Amin Nassiri-Rad: Stochastic non-attractor inflation We extend the formalism of stochastic inflation to the setup of non-attractor inflation with a sound speed cs. We obtain the Langevin equations for the superhorizon perturbations and calculate the stochastic corrections to curvature perturbation power spectrum. It is shown that the fractional stochastic corrections in mean number of e-folds and power spectrum are at the order of power spectrum. We also calculate the boundary crossing and the first hitting probabilities in a hypothetical dS space with two boundaries in field space. Furthermore, the stochastic corrections in power spectrum in a setup akin to eternal inflation with large diffusion term are calculated.

Emmanuel Frion: Stochastic Collapse In this talk, I will present the consequences of applying the stochastic formalism to cosmological models described by a scalar field with an exponential potential. In particular we show that quantum field fluctuations perturb the equation of state on large scales which can lead to a quantum instability of the classical collapse solution below the Planck scale in the case of a pressureless collapse.

Yuichiro Tada: StocDeltaN: numerical approach to inflation in combination of the stochastic and delta N formalism The stochastic approach to inflation enables us to treat the superhorizon perturbations in a non-perturbative way. Though it deals only with the inflatons’ perturbations in itself, fluctuations in the duration of inflation can be connected with the observable curvature perturbations from the viewpoint of the delta N formalism. In 2015, Vennin and Starobinsky revealed the adjoint Fokker-Planck equation for the probability density function of such time fluctuations. We with Renaux-Petel are now developing a C++ package to automatically solve this adjoint FP eq. and  enable a full stochastic analysis for arbitrary models of inflation. I’ll introduce this ongoing project with several examples.
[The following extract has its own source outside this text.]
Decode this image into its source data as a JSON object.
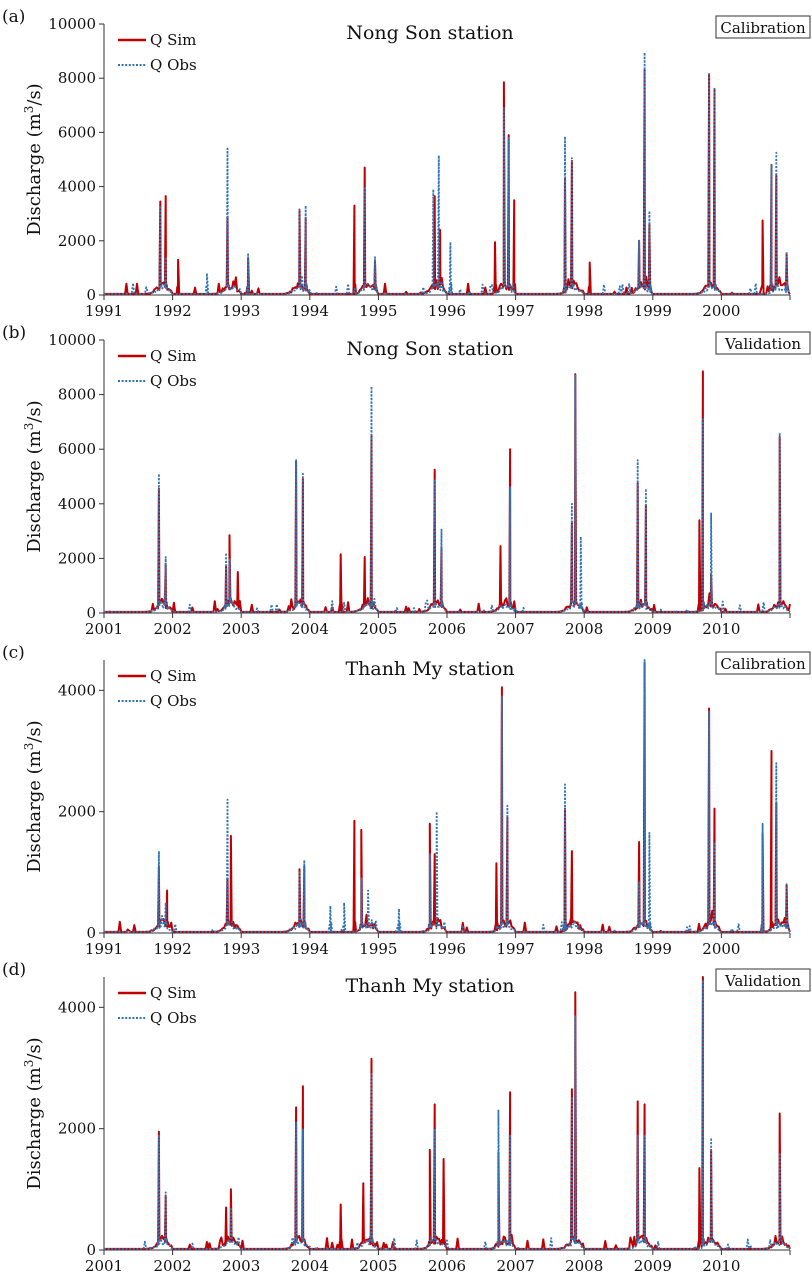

Sebastien Renaux-Petel: Multifield stochastic inflation in phase space: a manifestly covariant theory and its first principle derivation. In this talk based on arXiv:2008.07497 (from Lucas Pinol, Yuichiro Tada and myself), after an introduction to stochastic inflation, I explain the difficulties and the solution to formulate this theory in a manner that respects covariance under field redefinitions. I do so in the general framework of multifield inflation with a curved field space, taking into account the coupling to gravity as well as the full phase space in the Hamiltonian language. Moreover, I show how to rigorously derive the corresponding Langevin equations using tools of nonequilibrium quantum field theory.

Laura Iacconi: Small-Scale Tests of Inflation The detection and characterisation of primordial gravitational waves produced during inflation can be an excellent test for the particle content of the very early universe. We consider an inflationary realisation whose tensor spectrum is sourced already at linear order, with a sufficient production of primordial gravitational waves to make the signal detectable at interferometer scales. We then focus on the tensor non-Gaussianities that ensue from the same configuration. On small-scales, anisotropies induced in the tensor power spectrum by long-short modes coupling become the key handle on (squeezed) primordial non-Gaussianities. We identify the parameter space generating percent level anisotropies at scales soon to be probed by SKA and LISA.